5. Dat eiseres inderdaad regelmatig in [plaats] was, is te verklaren door de omstandigheden waarin zij verkeerde. Haar sociale leven speelde zich met name in [plaats] af, omdat zij daar lang heeft gewoond en hulpbehoevende familieleden heeft. Eiseres was mantelzorgster voor haar ex-man, broer en zus. Daarnaast had eiseres nog een diëtiste in [plaats] . Ook was haar kamer op het uitkeringsadres maar 8 m2 zodat zij niet hele dagen in deze kleine ruimte kon verblijven.
6. Verder stelt eiseres dat het onderzoek dat verweerder heeft uitgevoerd naar de woonsituatie van eiseres te wensen over laat. Verweerder heeft geen huisbezoek afgelegd, waarbij de gehuurde kamer van eiseres is bekeken. Er zijn alleen gesprekken met de bewoners gevoerd. Met het buurtonderzoek is - ook gezien hetgeen hiervoor onder 4 en 5 is vermeld - op geen enkele wijze aangetoond dat eiseres niet op het uitkeringsadres zou verblijven.
Standpunt verweerder (in essentie weergegeven)
7. Verweerder stelt dat uit alle feiten en omstandigheden in samenhang bezien volgt dat eiseres in de periode in geding niet haar hoofdverblijf had op het uitkeringsadres. Verweerder onderbouwt dit onder meer met een verklaring van de hoofdbewoner, die op 24 september 2019 heeft verteld dat eiseres de afgelopen 22 maanden niet echt op het uitkeringsadres heeft verbleven.
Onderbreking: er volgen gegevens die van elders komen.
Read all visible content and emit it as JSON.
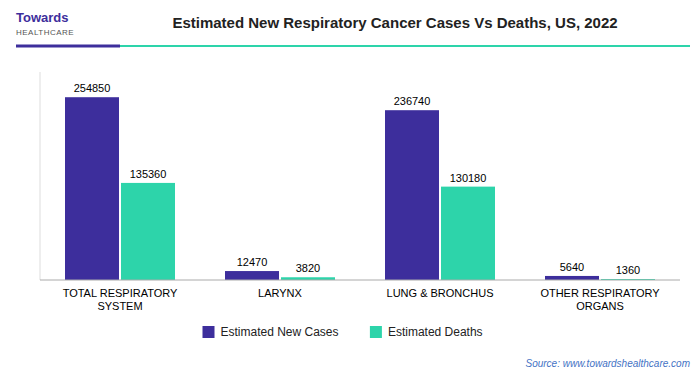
{
  "chart_data": {
    "type": "bar",
    "title": "Estimated New Respiratory Cancer Cases Vs Deaths, US, 2022",
    "categories": [
      "TOTAL RESPIRATORY\nSYSTEM",
      "LARYNX",
      "LUNG & BRONCHUS",
      "OTHER RESPIRATORY\nORGANS"
    ],
    "series": [
      {
        "name": "Estimated New Cases",
        "color": "#3d2e9c",
        "values": [
          254850,
          12470,
          236740,
          5640
        ]
      },
      {
        "name": "Estimated Deaths",
        "color": "#2dd4aa",
        "values": [
          135360,
          3820,
          130180,
          1360
        ]
      }
    ],
    "ylim": [
      0,
      290000
    ],
    "tick_labels": "x",
    "data_labels": true,
    "grid": false,
    "legend": "bottom",
    "annotations": [
      "Towards",
      "HEALTHCARE",
      "Source: www.towardshealthcare.com"
    ]
  }
}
Ook wijst verweerder op een verklaring van eiseres van 12 september 2019 waaruit volgt dat zij het centrum van haar maatschappelijk leven in [plaats] heeft. Daarnaast wijst verweerder op verklaringen van buurtbewoners. Verder beargumenteert verweerder dat het waterverbruik op het uitkeringsadres voor een driepersoonshuishouden (te) laag was. Daarbij zijn Facebookberichten bijgevoegd. Tot slot heeft verweerder zich gebaseerd op financiële transacties waaruit blijkt dat van de 82 pintransacties er 79 in [plaats] hebben plaatsgevonden en slechts 1 in [woonplaats] . Ook blijkt uit het onderzoek van verweerder dat eiseres de hypotheek en vaste lasten tot en met augustus/ september 2018 heeft betaald voor de woning aan de [adres 2] te [plaats] , terwijl er voor een groot deel van de periode in geding geen (bewijzen van) huurbetalingen terzake het uitkeringsadres zijn verstrekt aan verweerder.
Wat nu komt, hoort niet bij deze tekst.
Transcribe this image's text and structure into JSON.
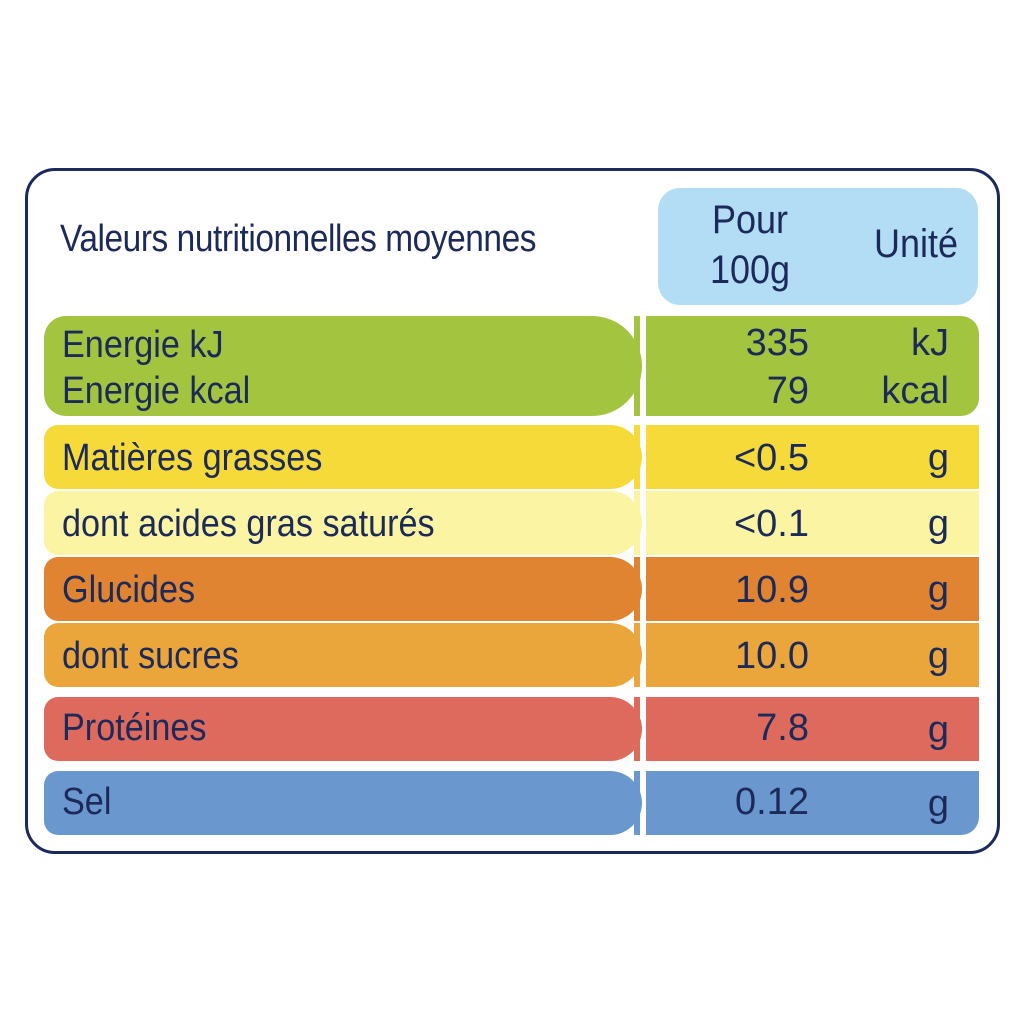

8. Eiseres had uit eigen beweging aan verweerder moeten meedelen dat zij elders verbleef. Nu zij dit niet heeft gedaan heeft zij de inlichtingenplicht geschonden. [2] Om deze reden was verweerder gehouden de uitkering in te trekken en het ten onrechte betaalde bedrag terug te vorderen. [3]
Beoordeling door de rechtbank
9. De rechtbank ziet zich gesteld voor de vraag of verweerder met juistheid aan het bestreden besluit ten grondslag heeft gelegd dat eiseres in de periode in geding niet haar hoofdverblijf had op het uitkeringsadres. Allereerst gaat het erom op wie de bewijslast rust. Vervolgens zijn concrete gegevens van belang die aanduiden waar het zwaartepunt van eiseres haar persoonlijk leven lag.
Hoofdverblijf, zwaartepunt van het persoonlijk leven
10. De beëindiging, intrekking en herziening van de bijstandsuitkering van eiseres zijn belastende besluiten. Om deze reden rust de bewijslast dat eiseres niet haar hoofdverblijf op het uitkeringsadres had, in beginsel op verweerder.
11. Het hoofdverblijf van een betrokkene ligt daar waar zich het zwaartepunt van zijn persoonlijk leven bevindt. Dit moet worden bepaald aan de hand van concrete feiten en omstandigheden. [4] De rechtbank zal in het navolgende concreet ingaan op indicaties en contra- indicaties met betrekking tot het hoofdverblijf van eiseres.
12. De rechtbank overweegt dat de ondertekende verklaring van mevrouw [A] , hoofdbewoonster van het uitkeringsadres, van 24 september 2019 van belang is (productie 13). Zij heeft onder meer verklaard:
“(…). Ik kan u zeggen dat zij hier in het begin een paar nachten heeft geslapen, maar dit was op een hand te tellen.”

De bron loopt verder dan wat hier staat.